I’m a 40 year old Husband & Father to 4 little girls and my story starts on 26th July 2013.
I’d gone to the pictures to watch Despicable me 2 with my wife, Eve & Daughters Kinsey (9), Nyah (6) & Willow (3). Dempsey (1) was too young (And loud) to make it through a whole film. Anyway, about half way through, Willow was a bit bored so I took her for a walk. I noticed my lower left leg felt numb but I just put it down to maybe sitting a bit awkwardly and thought nothing more of it.
As the weekend went by, this numbness spread to my right leg & left arm. After much worrying by Eve I rang NHS111 on the Sunday and told them of my symptoms. An ambulance was dispatched immediately. After many of the same tests by different Doctors, Nurses etc I was sent for a brain MRI on the Tuesday morning.
The MRI came back clear so I was sent for a spinal MRI about 6 weeks later. During this time I was referred to a Neurologist and had various blood tests.
My symptoms had worsened: Excruciating pain in both legs, a mixture of numbness & pain in my left arm, really noticeable tremors in both hands and problems remembering things, concentrating and stopping mid sentence because i just couldnt remember what i was talking about. These symptoms persist an I need the aid of either a stick or wheelchair to go anywhere outside of our home.
My GP asvised me that I will require further tests under the neurologist for demylination (a word I was not even aware of at the time).

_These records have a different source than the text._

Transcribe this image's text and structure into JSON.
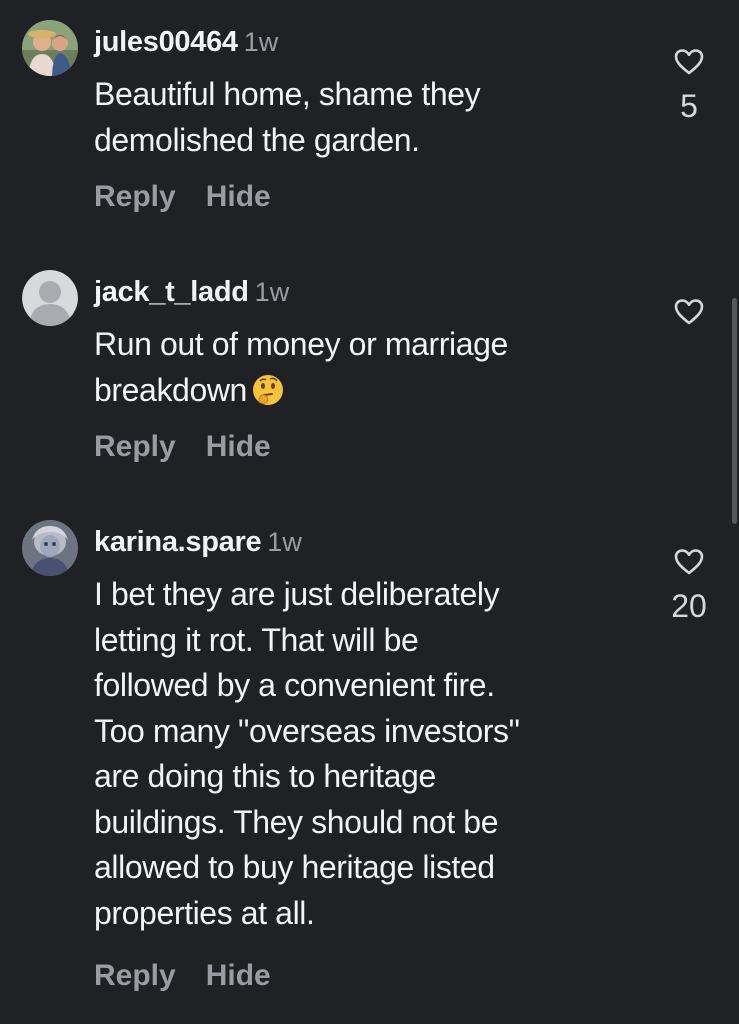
{
  "comments": [
    {
      "username": "jules00464",
      "time": "1w",
      "lines": [
        "Beautiful home, shame they",
        "demolished the garden."
      ],
      "reply_label": "Reply",
      "hide_label": "Hide",
      "like_count": "5",
      "avatar": "couple-photo"
    },
    {
      "username": "jack_t_ladd",
      "time": "1w",
      "lines": [
        "Run out of money or marriage",
        "breakdown"
      ],
      "emoji": "thinking-face",
      "reply_label": "Reply",
      "hide_label": "Hide",
      "like_count": "",
      "avatar": "default-person"
    },
    {
      "username": "karina.spare",
      "time": "1w",
      "lines": [
        "I bet they are just deliberately",
        "letting it rot. That will be",
        "followed by a convenient fire.",
        "Too many \"overseas investors\"",
        "are doing this to heritage",
        "buildings. They should not be",
        "allowed to buy heritage listed",
        "properties at all."
      ],
      "reply_label": "Reply",
      "hide_label": "Hide",
      "like_count": "20",
      "avatar": "portrait-photo"
    }
  ],
  "icons": {
    "like": "heart-outline-icon"
  }
}
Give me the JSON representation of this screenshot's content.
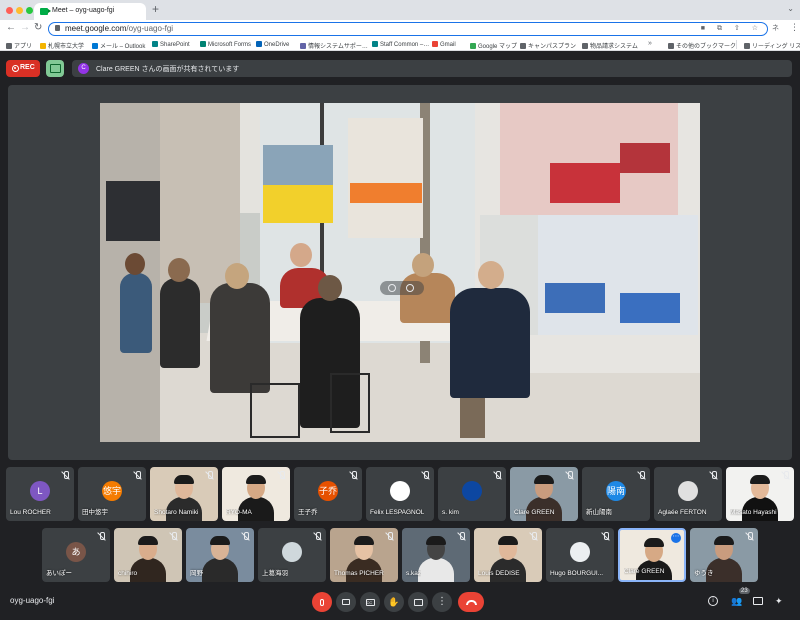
{
  "browser": {
    "tab_title": "Meet – oyg-uago-fgi",
    "tab_close": "×",
    "new_tab": "+",
    "tab_menu": "⌄",
    "url_host": "meet.google.com",
    "url_path": "/oyg-uago-fgi",
    "omnibox_icons": "■ ⧉ ⇧ ☆",
    "profile": "ネ",
    "menu": "⋮",
    "nav_back": "←",
    "nav_forward": "→",
    "nav_reload": "↻"
  },
  "bookmarks": [
    {
      "label": "アプリ",
      "color": "#5f6368"
    },
    {
      "label": "札幌市立大学",
      "color": "#f4b400"
    },
    {
      "label": "メール – Outlook",
      "color": "#0078d4"
    },
    {
      "label": "SharePoint",
      "color": "#038387"
    },
    {
      "label": "Microsoft Forms",
      "color": "#008272"
    },
    {
      "label": "OneDrive",
      "color": "#0364b8"
    },
    {
      "label": "情報システムサポー…",
      "color": "#6264a7"
    },
    {
      "label": "Staff Common –…",
      "color": "#038387"
    },
    {
      "label": "Gmail",
      "color": "#ea4335"
    },
    {
      "label": "Google マップ",
      "color": "#34a853"
    },
    {
      "label": "キャンパスプラン",
      "color": "#5f6368"
    },
    {
      "label": "物品請求システム",
      "color": "#5f6368"
    },
    {
      "label": "その他のブックマーク",
      "color": "#5f6368"
    },
    {
      "label": "リーディング リスト",
      "color": "#5f6368"
    }
  ],
  "bookmarks_more": "»",
  "meet": {
    "rec_label": "REC",
    "share_avatar_letter": "C",
    "share_banner": "Clare GREEN さんの画面が共有されています",
    "meeting_code": "oyg-uago-fgi",
    "participant_count": "23",
    "more_options": "⋮",
    "hand_icon": "✋",
    "cc_label": "CC",
    "info_icon": "i",
    "people_icon": "👥",
    "activities_icon": "✦"
  },
  "participants_row1": [
    {
      "name": "Lou ROCHER",
      "avatar": "L",
      "color": "#7e57c2",
      "type": "avatar"
    },
    {
      "name": "田中悠宇",
      "avatar": "悠宇",
      "color": "#f57c00",
      "type": "avatar"
    },
    {
      "name": "Shotaro Namiki",
      "type": "photo"
    },
    {
      "name": "RYO-MA",
      "type": "photo"
    },
    {
      "name": "王子乔",
      "avatar": "子乔",
      "color": "#e65100",
      "type": "avatar"
    },
    {
      "name": "Felix LESPAGNOL",
      "avatar": "",
      "color": "#ffffff",
      "type": "avatar"
    },
    {
      "name": "s. kim",
      "avatar": "",
      "color": "#0d47a1",
      "type": "avatar"
    },
    {
      "name": "Clare GREEN",
      "type": "photo"
    },
    {
      "name": "新山陽南",
      "avatar": "陽南",
      "color": "#1e88e5",
      "type": "avatar"
    },
    {
      "name": "Aglaée FERTON",
      "avatar": "",
      "color": "#e0e0e0",
      "type": "avatar"
    },
    {
      "name": "Masato Hayashi",
      "type": "photo"
    }
  ],
  "participants_row2": [
    {
      "name": "あいぽー",
      "avatar": "あ",
      "color": "#795548",
      "type": "avatar"
    },
    {
      "name": "chihiro",
      "type": "photo"
    },
    {
      "name": "岡野",
      "type": "photo"
    },
    {
      "name": "上葛海羽",
      "avatar": "",
      "color": "#cfd8dc",
      "type": "avatar"
    },
    {
      "name": "Thomas PICHER",
      "type": "photo"
    },
    {
      "name": "s.kaz",
      "type": "photo"
    },
    {
      "name": "Louis DEDISE",
      "type": "photo"
    },
    {
      "name": "Hugo BOURGUI...",
      "avatar": "",
      "color": "#eceff1",
      "type": "avatar"
    },
    {
      "name": "Clare GREEN",
      "type": "photo",
      "active": true
    },
    {
      "name": "ゆうき",
      "type": "photo"
    }
  ]
}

I have since become aware that many symptoms that I have do tie in with MS and I must admit I am scared of what my future and 16/10/13 (Appt with neurologist) hold.

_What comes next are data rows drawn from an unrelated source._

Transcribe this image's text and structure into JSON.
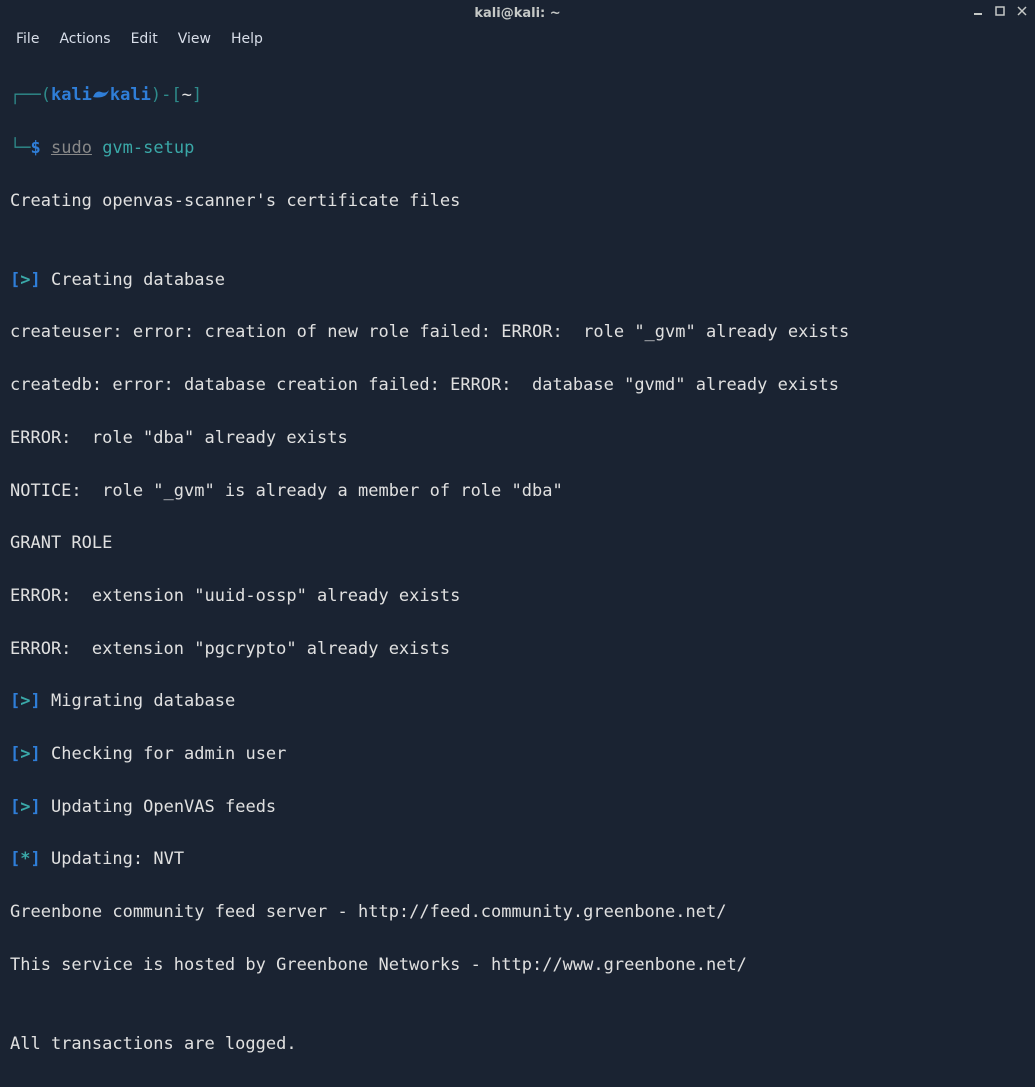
{
  "window": {
    "title": "kali@kali: ~"
  },
  "menubar": {
    "items": [
      "File",
      "Actions",
      "Edit",
      "View",
      "Help"
    ]
  },
  "prompt": {
    "user": "kali",
    "host": "kali",
    "path": "~",
    "dollar": "$",
    "sudo": "sudo",
    "command": "gvm-setup"
  },
  "output": {
    "l01": "Creating openvas-scanner's certificate files",
    "l02": "",
    "l03_label": "Creating database",
    "l04": "createuser: error: creation of new role failed: ERROR:  role \"_gvm\" already exists",
    "l05": "createdb: error: database creation failed: ERROR:  database \"gvmd\" already exists",
    "l06": "ERROR:  role \"dba\" already exists",
    "l07": "NOTICE:  role \"_gvm\" is already a member of role \"dba\"",
    "l08": "GRANT ROLE",
    "l09": "ERROR:  extension \"uuid-ossp\" already exists",
    "l10": "ERROR:  extension \"pgcrypto\" already exists",
    "l11_label": "Migrating database",
    "l12_label": "Checking for admin user",
    "l13_label": "Updating OpenVAS feeds",
    "l14_label": "Updating: NVT",
    "l15": "Greenbone community feed server - http://feed.community.greenbone.net/",
    "l16": "This service is hosted by Greenbone Networks - http://www.greenbone.net/",
    "l17": "",
    "l18": "All transactions are logged."
  },
  "markers": {
    "open": "[",
    "close": "]",
    "gt": ">",
    "star": "*"
  }
}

It has also occured to me that on 5 separate occasions in the last few years There have been signs that something (whether it be MS or something else) was maybe not quite right. Ranging from debilitating pain/ weakness/ numbness in limbs, uncontrollable tremors in my hands, periods of extreme fatigue, temporoary blindness and a worsening brain function (I did originally put this down to advancing years)

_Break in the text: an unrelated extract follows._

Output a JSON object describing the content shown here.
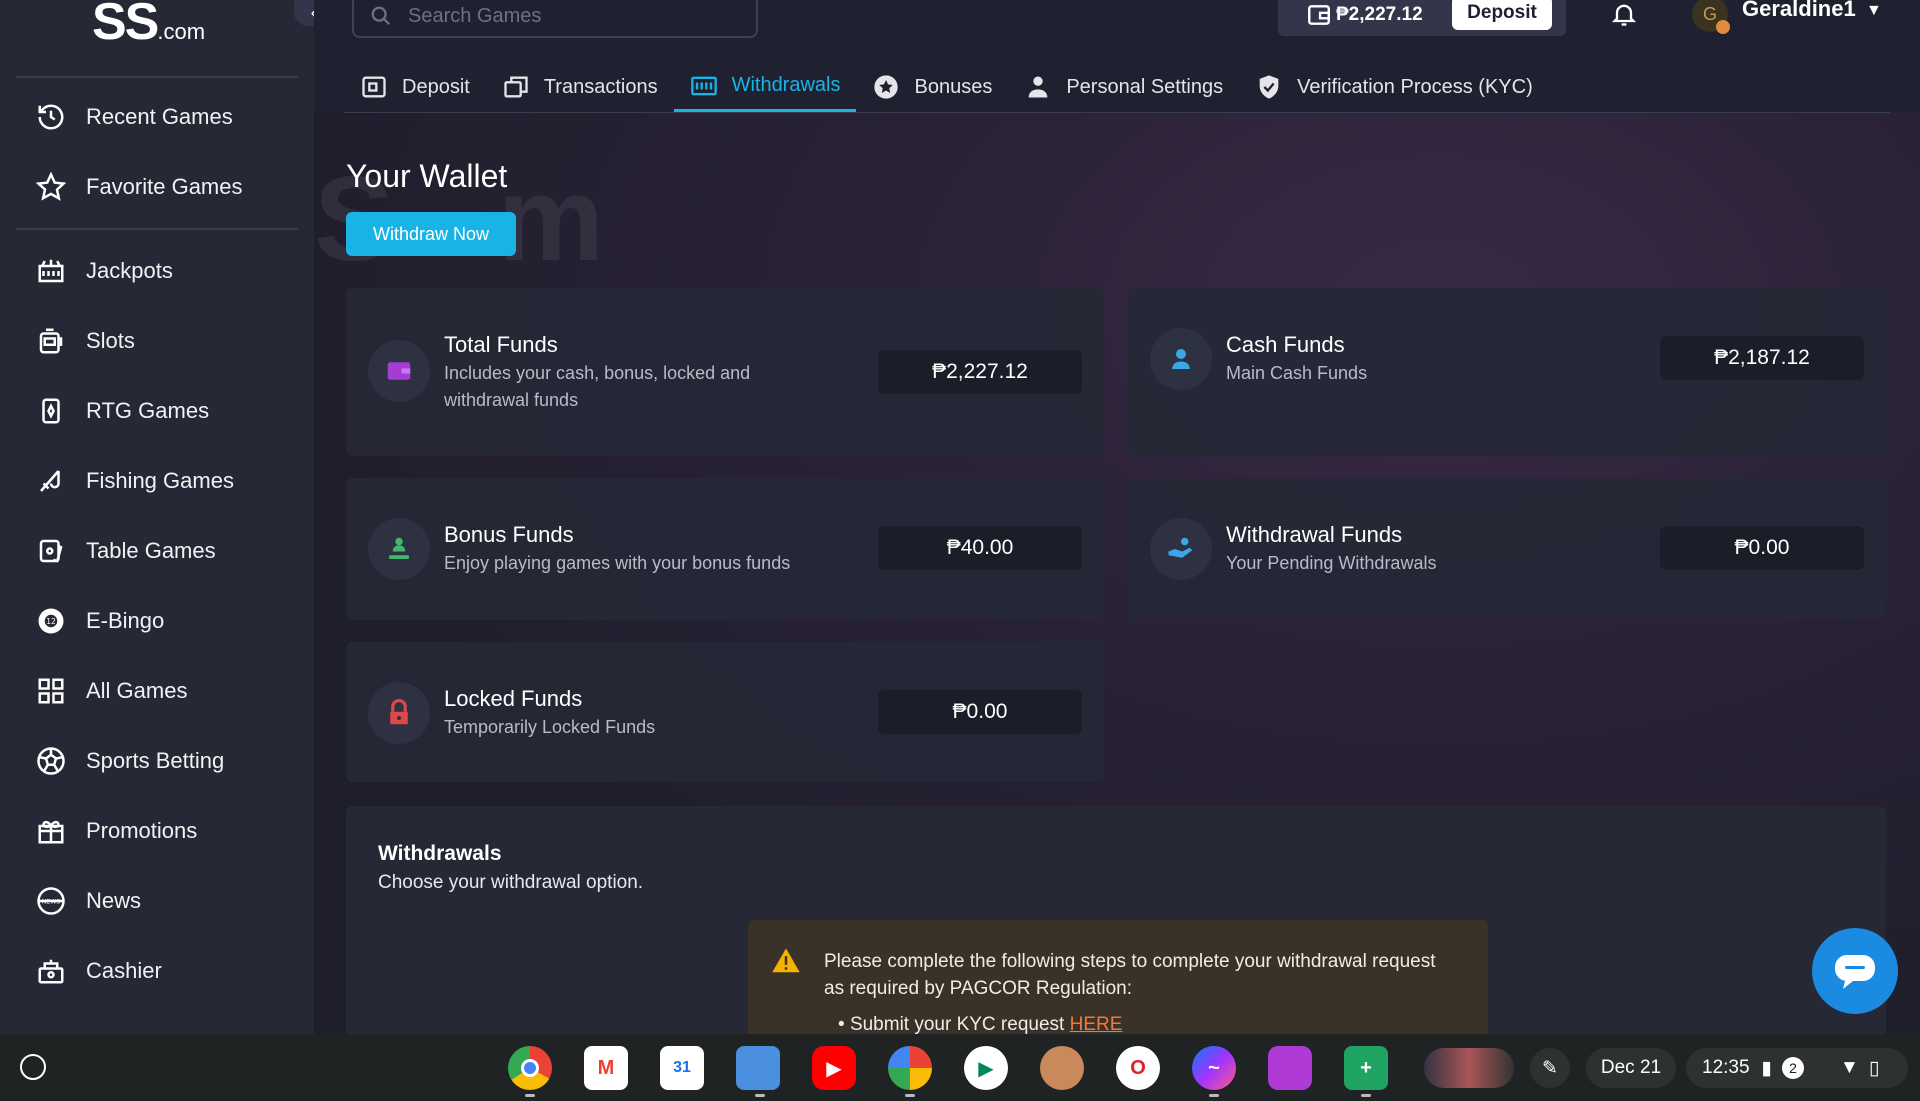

I suppose i’m using this forum as a sort of needy sounding board to see if anyone else has had the same feelings swinging from uncertainty, fear, wondering if i’m just a massive hypochondriac thinking I really don’t want anything to be wrong with me but wanting to know that there is some reason for it. If anyone does feel like this it would be great just to know that i’m not alone.
Thanks for reading and sorry for the essay.